Normal function of the lower urinary tract (LUT) requires coordination of neuronal activity to allow bladder filling for urine storage followed later by bladder contraction to accomplish urine expulsion at an appropriate time and place. Deficiencies in the development of the neural elements that mediate bladder control can lead to problems in patients such as neurogenic bladder, incontinence, urinary retention, or bladder pain. These LUT diseases result in reduced quality of life for patients, increase healthcare costs, and burden the health care system. While we know that the sacral elements of the peripheral nervous system, which participate in regulation of these bladder processes, include dorsal root ganglion (DRG) sensory neurons and autonomic (motor) pelvic neurons, there are many gaps in our knowledge regarding how these neurons develop and how deficits during development lead to congenital defects in bladder control. By surveying gene expression during development of pelvic ganglia in mice we have identified up-regulation of serotonin receptors that are also expressed in sensory neurons of developing DRG. Mice with loss of function mutations in these serotonin receptors, specifically the serotonin type 3 receptor (5-HT3), have abnormal development of nerves in the bladder wall and later exhibit urinary retention. Our preliminary work in isolated cultures of sacral neural crest stem cells indicates that perturbations of 5-HT3 signaling disrupt neuronal differentiation. We postulate that the bladder deficiencies observed in 5-HT3 mutant mice occur not only as the result of hyper-arborization of developing nerve terminals that lack 5-HT3 signaling, but also as a consequence of altered cell fate specification leading to imbalances among types of developing DRG and pelvic ganglia neurons. Cell fate specification is a novel function that has not previously been ascribed to 5-HT3 and has potential for pronounced impact on the types of neurons formed during development of bladder innervation. Such alterations in neuronal differentiation would predispose to deficiencies in bladder control and add to the potential for increased susceptibility to bladder pain.

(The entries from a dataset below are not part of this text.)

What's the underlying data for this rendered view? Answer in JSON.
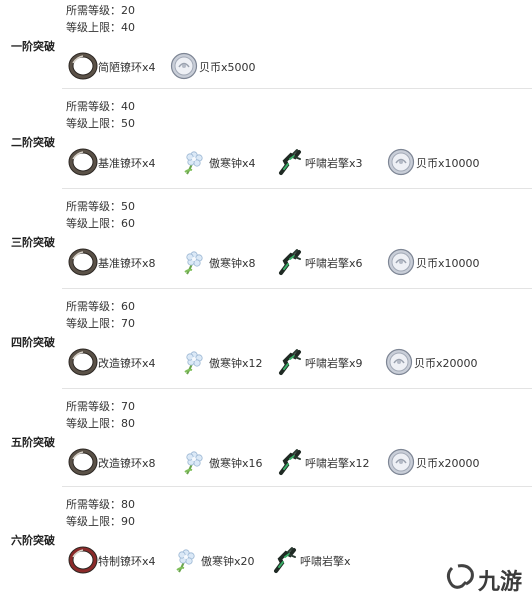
{
  "labels": {
    "required_level": "所需等级：",
    "level_cap": "等级上限："
  },
  "tiers": [
    {
      "name": "一阶突破",
      "required_level": "20",
      "level_cap": "40",
      "materials": [
        {
          "icon": "ring-icon",
          "text": "简陋镣环x4"
        },
        {
          "icon": "coin-icon",
          "text": "贝币x5000"
        }
      ]
    },
    {
      "name": "二阶突破",
      "required_level": "40",
      "level_cap": "50",
      "materials": [
        {
          "icon": "ring-icon",
          "text": "基准镣环x4"
        },
        {
          "icon": "flower-icon",
          "text": "傲寒钟x4"
        },
        {
          "icon": "claw-icon",
          "text": "呼啸岩擎x3"
        },
        {
          "icon": "coin-icon",
          "text": "贝币x10000"
        }
      ]
    },
    {
      "name": "三阶突破",
      "required_level": "50",
      "level_cap": "60",
      "materials": [
        {
          "icon": "ring-icon",
          "text": "基准镣环x8"
        },
        {
          "icon": "flower-icon",
          "text": "傲寒钟x8"
        },
        {
          "icon": "claw-icon",
          "text": "呼啸岩擎x6"
        },
        {
          "icon": "coin-icon",
          "text": "贝币x10000"
        }
      ]
    },
    {
      "name": "四阶突破",
      "required_level": "60",
      "level_cap": "70",
      "materials": [
        {
          "icon": "ring-icon",
          "text": "改造镣环x4"
        },
        {
          "icon": "flower-icon",
          "text": "傲寒钟x12"
        },
        {
          "icon": "claw-icon",
          "text": "呼啸岩擎x9"
        },
        {
          "icon": "coin-icon",
          "text": "贝币x20000"
        }
      ]
    },
    {
      "name": "五阶突破",
      "required_level": "70",
      "level_cap": "80",
      "materials": [
        {
          "icon": "ring-icon",
          "text": "改造镣环x8"
        },
        {
          "icon": "flower-icon",
          "text": "傲寒钟x16"
        },
        {
          "icon": "claw-icon",
          "text": "呼啸岩擎x12"
        },
        {
          "icon": "coin-icon",
          "text": "贝币x20000"
        }
      ]
    },
    {
      "name": "六阶突破",
      "required_level": "80",
      "level_cap": "90",
      "materials": [
        {
          "icon": "ring-red-icon",
          "text": "特制镣环x4"
        },
        {
          "icon": "flower-icon",
          "text": "傲寒钟x20"
        },
        {
          "icon": "claw-icon",
          "text": "呼啸岩擎x"
        }
      ]
    }
  ],
  "watermark": {
    "text": "九游",
    "color": "#1a1a1a"
  }
}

Three aims are proposed that will elaborate roles for 5-HT3 signaling during development of DRG and pelvic ganglia neurons that innervate the bladder.
In Aim 1 we will use genetic and pharmacologic approaches to determine when 5- HT3 signaling is required to develop and maintain normal bladder innervation.

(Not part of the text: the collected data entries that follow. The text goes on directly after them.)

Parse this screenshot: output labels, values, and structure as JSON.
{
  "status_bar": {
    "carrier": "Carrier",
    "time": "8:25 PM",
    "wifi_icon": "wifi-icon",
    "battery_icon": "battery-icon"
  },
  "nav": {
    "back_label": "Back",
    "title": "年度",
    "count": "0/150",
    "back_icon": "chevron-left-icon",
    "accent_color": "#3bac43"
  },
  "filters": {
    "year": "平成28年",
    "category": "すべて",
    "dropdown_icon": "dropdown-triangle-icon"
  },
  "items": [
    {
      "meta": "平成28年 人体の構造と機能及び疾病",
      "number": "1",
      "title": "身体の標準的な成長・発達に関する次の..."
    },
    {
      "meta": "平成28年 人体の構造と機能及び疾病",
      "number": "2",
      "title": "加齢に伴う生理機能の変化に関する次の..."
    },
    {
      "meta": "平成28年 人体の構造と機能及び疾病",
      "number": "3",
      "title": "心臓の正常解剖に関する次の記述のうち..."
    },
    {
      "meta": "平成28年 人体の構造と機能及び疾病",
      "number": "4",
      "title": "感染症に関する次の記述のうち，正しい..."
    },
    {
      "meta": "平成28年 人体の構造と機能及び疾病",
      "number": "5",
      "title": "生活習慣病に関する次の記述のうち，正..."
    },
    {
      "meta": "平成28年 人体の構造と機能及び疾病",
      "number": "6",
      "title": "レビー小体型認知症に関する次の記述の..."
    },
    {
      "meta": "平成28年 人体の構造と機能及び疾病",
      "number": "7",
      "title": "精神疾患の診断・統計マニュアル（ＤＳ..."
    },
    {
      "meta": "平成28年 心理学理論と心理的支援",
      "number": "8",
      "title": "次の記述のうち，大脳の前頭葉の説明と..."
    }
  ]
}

In Aim 2 we will use Cre:LoxP lineage tracing studies in Htr3a gain and loss of function mutants to define the developmental processes and time periods that are affected by 5-HT3 signaling.
In Aim 3 we will determine whether disruptions of 5-HT3 signaling during development increase vulnerabilty to bladder inflammatory pain. These studies will generate mechanistic knowledge of deficits in neural development that lead to bladder disease and will aid urologists in sculpting personalized therapies for patients.

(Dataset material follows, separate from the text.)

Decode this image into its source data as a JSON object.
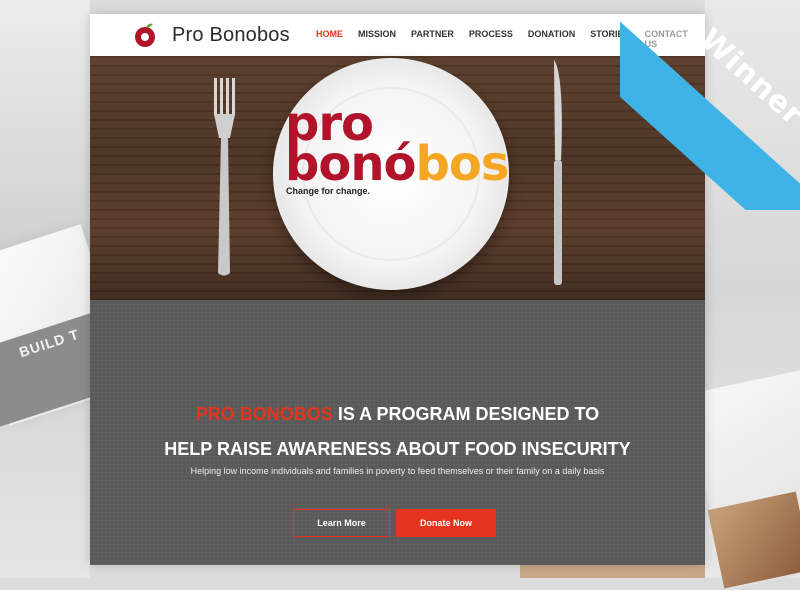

This project will study mouse models that have mutations in serotonin receptors to understand the roles that serotonin signaling plays in development of the peripheral neurons that innervate the bladder and urethra. Development of the nerves that control these organs is important because defects in how they develop can lead to problems in the ability of the bladder to store and release urine or increase the likelihood of chronic bladder pain. By studying mouse models during development and maturation of these peripheral neurons we expect to identify the basic processes that occur in development of bladder disease so that treatments can be more specifically tailored for patients with similar problems.